Basic KnowledgeBase Creation
import os
from upsonic import Agent, Task, KnowledgeBase
from upsonic.embeddings import OpenAIEmbedding
from upsonic.vectordb import QdrantProvider
from upsonic.vectordb.config import Config, CoreConfig, ProviderName, Mode
# Create embedding provider
embedding_provider = OpenAIEmbedding()
# Create vector database configuration
config = Config(
core=CoreConfig(
provider_name=ProviderName.QDRANT,
mode=Mode.IN_MEMORY,
collection_name="my_knowledge_base",
vector_size=1536, # OpenAI embedding size
recreate_if_exists=True
)
)
vectordb = QdrantProvider(config)
# Create knowledge base with string content
knowledge_base = KnowledgeBase(
sources=["This is important information about artificial intelligence and machine learning."],
embedding_provider=embedding_provider,
vectordb=vectordb,
name="AI Knowledge Base"
)
# Use in a task
agent = Agent(name="AI Assistant")
task = Task(
description="What do you know about artificial intelligence?",
context=[knowledge_base]
)
result = agent.print_do(task)
KnowledgeBase with File Sources
from pathlib import Path
# Create knowledge base with file sources
knowledge_base = KnowledgeBase(
sources=["document1.txt", "document2.pdf", "document3.md"],
embedding_provider=embedding_provider,
vectordb=vectordb,
name="Document Collection"
)
# Task with file-based knowledge
task = Task(
description="Summarize the key points from the uploaded documents",
context=[knowledge_base]
)
result = agent.print_do(task)
KnowledgeBase with Directory Sources
# Create knowledge base from entire directory
knowledge_base = KnowledgeBase(
sources=["/path/to/documents/"],
embedding_provider=embedding_provider,
vectordb=vectordb,
name="Document Archive"
)
# Task with directory-based knowledge
task = Task(
description="What topics are covered in this document collection?",
context=[knowledge_base]
)
result = agent.print_do(task)
Advanced KnowledgeBase Configuration
Custom Loaders and Splitters
from upsonic.loaders.text import TextLoader
from upsonic.loaders.config import TextLoaderConfig
from upsonic.text_splitter.recursive import RecursiveChunker, RecursiveChunkingConfig
# Configure custom text loader
loader_config = TextLoaderConfig(
strip_whitespace=True,
min_chunk_length=50,
skip_empty_content=True
)
loader = TextLoader(loader_config)
# Configure custom text splitter
splitter_config = RecursiveChunkingConfig(
chunk_size=500,
chunk_overlap=100,
separators=["\n\n", "\n", ". ", "? ", "! ", " ", ""]
)
splitter = RecursiveChunker(splitter_config)
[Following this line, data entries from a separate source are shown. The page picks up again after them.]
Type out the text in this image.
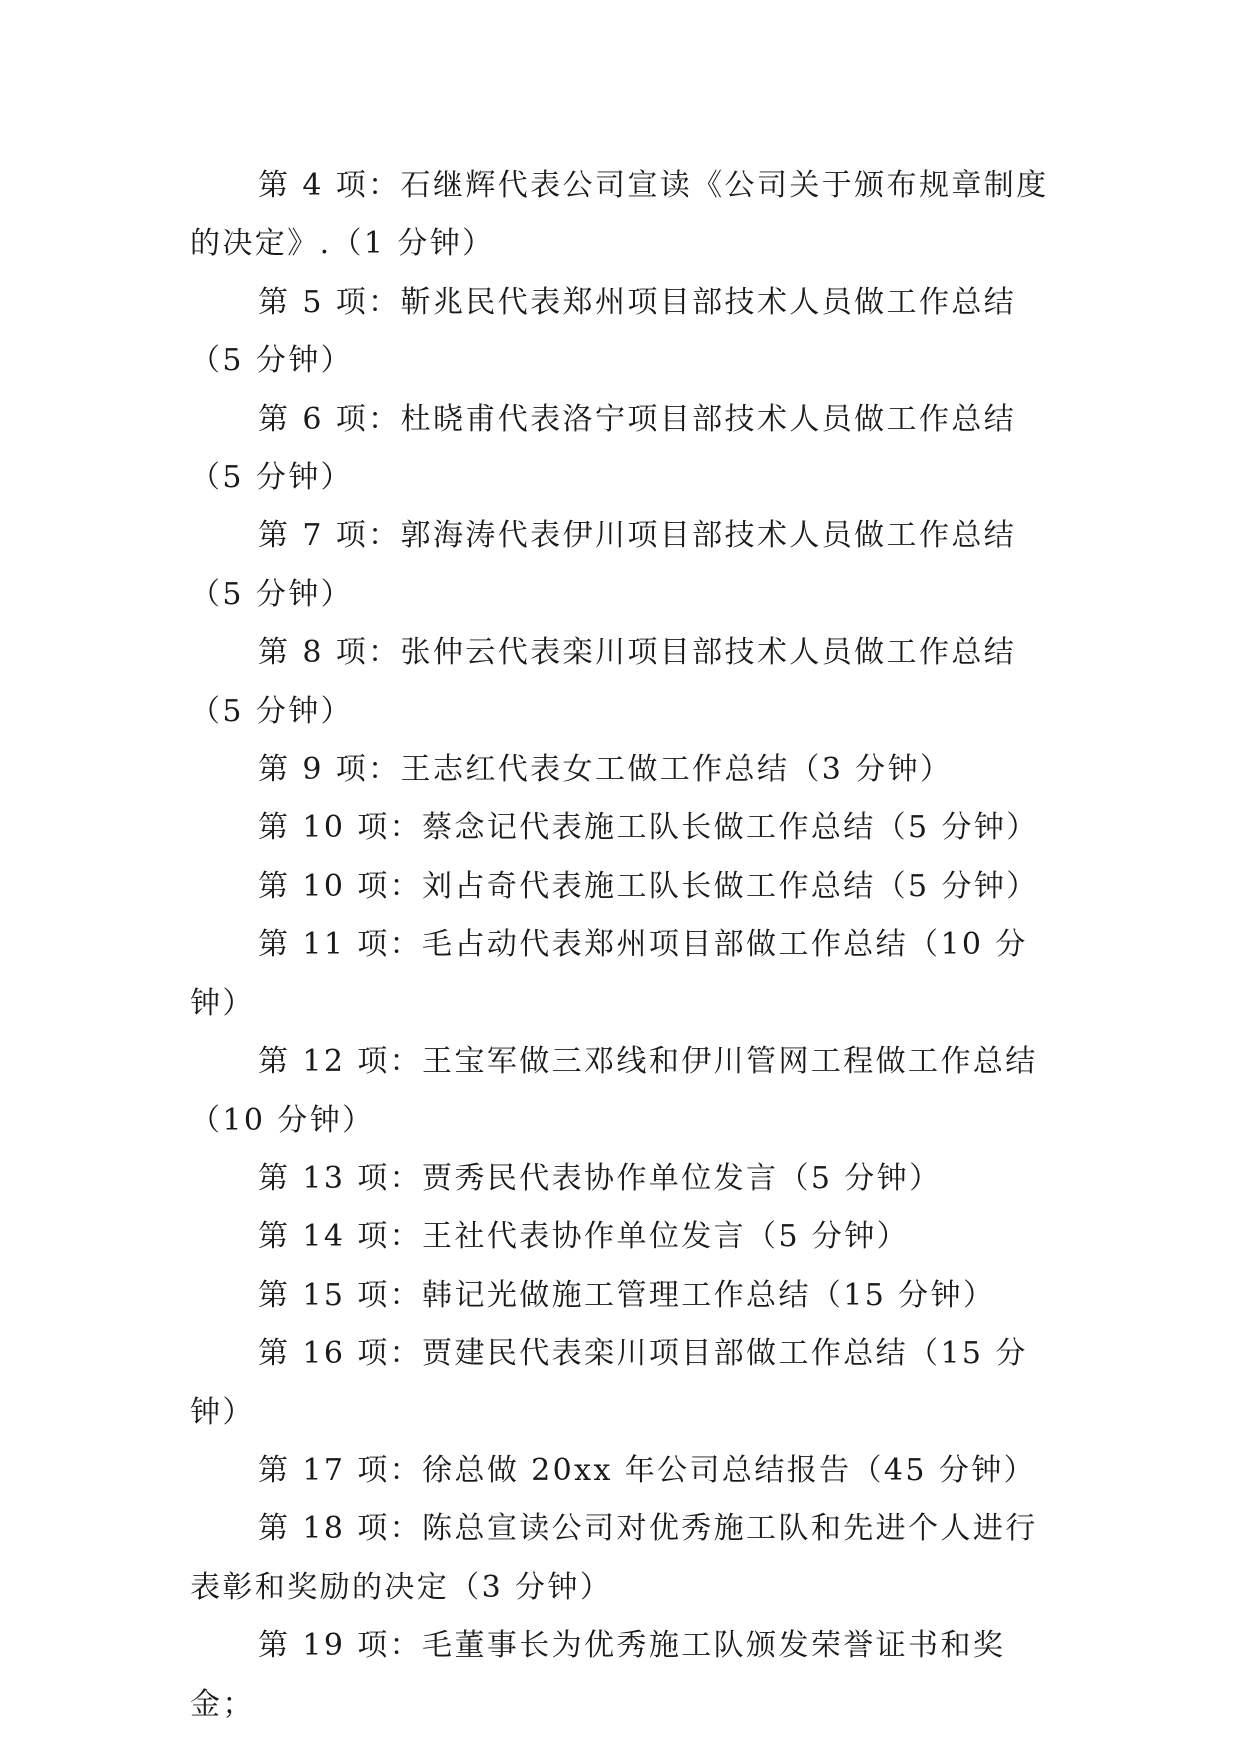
第 4 项：石继辉代表公司宣读《公司关于颁布规章制度的决定》.（1 分钟）

第 5 项：靳兆民代表郑州项目部技术人员做工作总结（5 分钟）

第 6 项：杜晓甫代表洛宁项目部技术人员做工作总结（5 分钟）

第 7 项：郭海涛代表伊川项目部技术人员做工作总结（5 分钟）

第 8 项：张仲云代表栾川项目部技术人员做工作总结（5 分钟）

第 9 项：王志红代表女工做工作总结（3 分钟）

第 10 项：蔡念记代表施工队长做工作总结（5 分钟）

第 10 项：刘占奇代表施工队长做工作总结（5 分钟）

第 11 项：毛占动代表郑州项目部做工作总结（10 分钟）

第 12 项：王宝军做三邓线和伊川管网工程做工作总结（10 分钟）

第 13 项：贾秀民代表协作单位发言（5 分钟）

第 14 项：王社代表协作单位发言（5 分钟）

第 15 项：韩记光做施工管理工作总结（15 分钟）

第 16 项：贾建民代表栾川项目部做工作总结（15 分钟）

第 17 项：徐总做 20xx 年公司总结报告（45 分钟）

第 18 项：陈总宣读公司对优秀施工队和先进个人进行表彰和奖励的决定（3 分钟）

第 19 项：毛董事长为优秀施工队颁发荣誉证书和奖金；
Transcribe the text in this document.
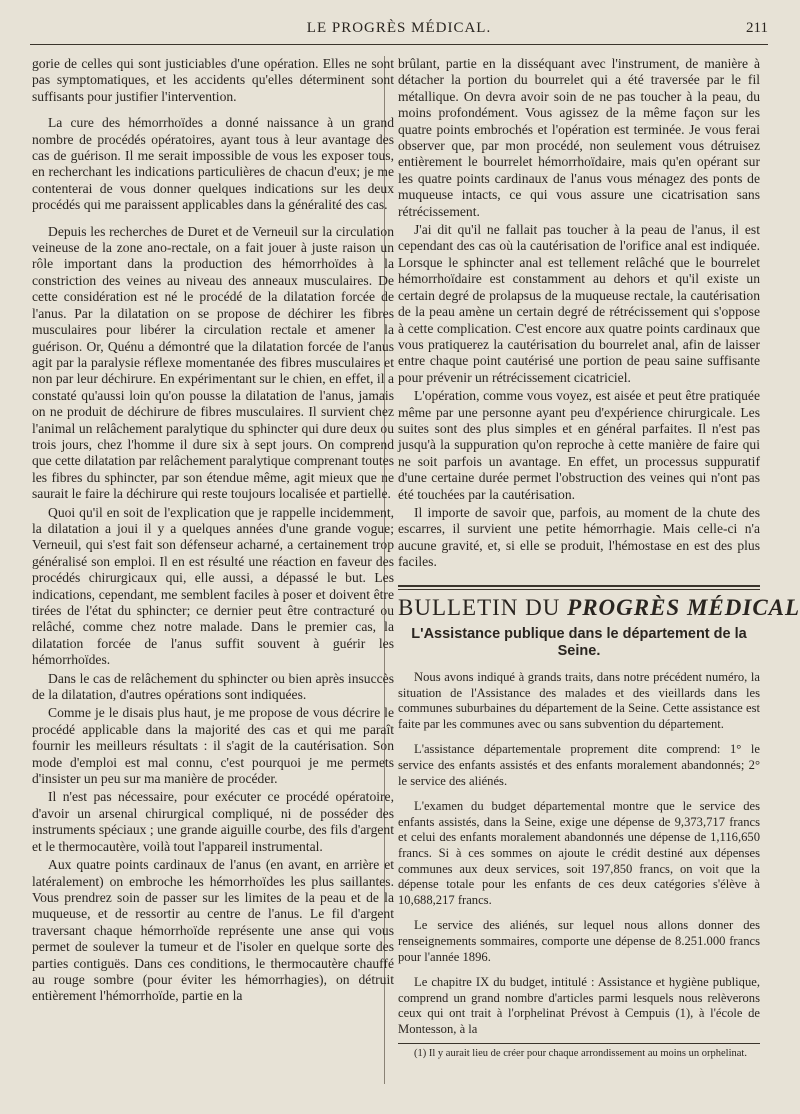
LE PROGRÈS MÉDICAL.	211

gorie de celles qui sont justiciables d'une opération. Elles ne sont pas symptomatiques, et les accidents qu'elles déterminent sont suffisants pour justifier l'intervention.

La cure des hémorrhoïdes a donné naissance à un grand nombre de procédés opératoires, ayant tous à leur avantage des cas de guérison. Il me serait impossible de vous les exposer tous, en recherchant les indications particulières de chacun d'eux; je me contenterai de vous donner quelques indications sur les deux procédés qui me paraissent applicables dans la généralité des cas.

Depuis les recherches de Duret et de Verneuil sur la circulation veineuse de la zone ano-rectale, on a fait jouer à juste raison un rôle important dans la production des hémorrhoïdes à la constriction des veines au niveau des anneaux musculaires. De cette considération est né le procédé de la dilatation forcée de l'anus. Par la dilatation on se propose de déchirer les fibres musculaires pour libérer la circulation rectale et amener la guérison. Or, Quénu a démontré que la dilatation forcée de l'anus agit par la paralysie réflexe momentanée des fibres musculaires et non par leur déchirure. En expérimentant sur le chien, en effet, il a constaté qu'aussi loin qu'on pousse la dilatation de l'anus, jamais on ne produit de déchirure de fibres musculaires. Il survient chez l'animal un relâchement paralytique du sphincter qui dure deux ou trois jours, chez l'homme il dure six à sept jours. On comprend que cette dilatation par relâchement paralytique comprenant toutes les fibres du sphincter, par son étendue même, agit mieux que ne saurait le faire la déchirure qui reste toujours localisée et partielle.

Quoi qu'il en soit de l'explication que je rappelle incidemment, la dilatation a joui il y a quelques années d'une grande vogue; Verneuil, qui s'est fait son défenseur acharné, a certainement trop généralisé son emploi. Il en est résulté une réaction en faveur des procédés chirurgicaux qui, elle aussi, a dépassé le but. Les indications, cependant, me semblent faciles à poser et doivent être tirées de l'état du sphincter; ce dernier peut être contracturé ou relâché, comme chez notre malade. Dans le premier cas, la dilatation forcée de l'anus suffit souvent à guérir les hémorrhoïdes.

Dans le cas de relâchement du sphincter ou bien après insuccès de la dilatation, d'autres opérations sont indiquées.

Comme je le disais plus haut, je me propose de vous décrire le procédé applicable dans la majorité des cas et qui me paraît fournir les meilleurs résultats : il s'agit de la cautérisation. Son mode d'emploi est mal connu, c'est pourquoi je me permets d'insister un peu sur ma manière de procéder.

Il n'est pas nécessaire, pour exécuter ce procédé opératoire, d'avoir un arsenal chirurgical compliqué, ni de posséder des instruments spéciaux ; une grande aiguille courbe, des fils d'argent et le thermocautère, voilà tout l'appareil instrumental.

Aux quatre points cardinaux de l'anus (en avant, en arrière et latéralement) on embroche les hémorrhoïdes les plus saillantes. Vous prendrez soin de passer sur les limites de la peau et de la muqueuse, et de ressortir au centre de l'anus. Le fil d'argent traversant chaque hémorrhoïde représente une anse qui vous permet de soulever la tumeur et de l'isoler en quelque sorte des parties contiguës. Dans ces conditions, le thermocautère chauffé au rouge sombre (pour éviter les hémorrhagies), on détruit entièrement l'hémorrhoïde, partie en la

brûlant, partie en la disséquant avec l'instrument, de manière à détacher la portion du bourrelet qui a été traversée par le fil métallique. On devra avoir soin de ne pas toucher à la peau, du moins profondément. Vous agissez de la même façon sur les quatre points embrochés et l'opération est terminée. Je vous ferai observer que, par mon procédé, non seulement vous détruisez entièrement le bourrelet hémorrhoïdaire, mais qu'en opérant sur les quatre points cardinaux de l'anus vous ménagez des ponts de muqueuse intacts, ce qui vous assure une cicatrisation sans rétrécissement.

J'ai dit qu'il ne fallait pas toucher à la peau de l'anus, il est cependant des cas où la cautérisation de l'orifice anal est indiquée. Lorsque le sphincter anal est tellement relâché que le bourrelet hémorrhoïdaire est constamment au dehors et qu'il existe un certain degré de prolapsus de la muqueuse rectale, la cautérisation de la peau amène un certain degré de rétrécissement qui s'oppose à cette complication. C'est encore aux quatre points cardinaux que vous pratiquerez la cautérisation du bourrelet anal, afin de laisser entre chaque point cautérisé une portion de peau saine suffisante pour prévenir un rétrécissement cicatriciel.

L'opération, comme vous voyez, est aisée et peut être pratiquée même par une personne ayant peu d'expérience chirurgicale. Les suites sont des plus simples et en général parfaites. Il n'est pas jusqu'à la suppuration qu'on reproche à cette manière de faire qui ne soit parfois un avantage. En effet, un processus suppuratif d'une certaine durée permet l'obstruction des veines qui n'ont pas été touchées par la cautérisation.

Il importe de savoir que, parfois, au moment de la chute des escarres, il survient une petite hémorrhagie. Mais celle-ci n'a aucune gravité, et, si elle se produit, l'hémostase en est des plus faciles.

BULLETIN DU PROGRÈS MÉDICAL
L'Assistance publique dans le département de la Seine.

Nous avons indiqué à grands traits, dans notre précédent numéro, la situation de l'Assistance des malades et des vieillards dans les communes suburbaines du département de la Seine. Cette assistance est faite par les communes avec ou sans subvention du département.

L'assistance départementale proprement dite comprend: 1° le service des enfants assistés et des enfants moralement abandonnés; 2° le service des aliénés.

L'examen du budget départemental montre que le service des enfants assistés, dans la Seine, exige une dépense de 9,373,717 francs et celui des enfants moralement abandonnés une dépense de 1,116,650 francs. Si à ces sommes on ajoute le crédit destiné aux dépenses communes aux deux services, soit 197,850 francs, on voit que la dépense totale pour les enfants de ces deux catégories s'élève à 10,688,217 francs.

Le service des aliénés, sur lequel nous allons donner des renseignements sommaires, comporte une dépense de 8.251.000 francs pour l'année 1896.

Le chapitre IX du budget, intitulé : Assistance et hygiène publique, comprend un grand nombre d'articles parmi lesquels nous relèverons ceux qui ont trait à l'orphelinat Prévost à Cempuis (1), à l'école de Montesson, à la

(1) Il y aurait lieu de créer pour chaque arrondissement au moins un orphelinat.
# Create knowledge base with custom components
knowledge_base = KnowledgeBase(
sources=["large_document.txt"],
embedding_provider=embedding_provider,
vectordb=vectordb,
loaders=[loader],
splitters=[splitter],
name="Custom Processing KB"
)
task = Task(
description="Extract key insights from this document",
context=[knowledge_base]
)
result = agent.print_do(task)
# Create knowledge base with quality optimization
knowledge_base = KnowledgeBase(
sources=["technical_documents/"],
embedding_provider=embedding_provider,
vectordb=vectordb,
use_case="rag_retrieval",
quality_preference="quality", # Options: "fast", "balanced", "quality"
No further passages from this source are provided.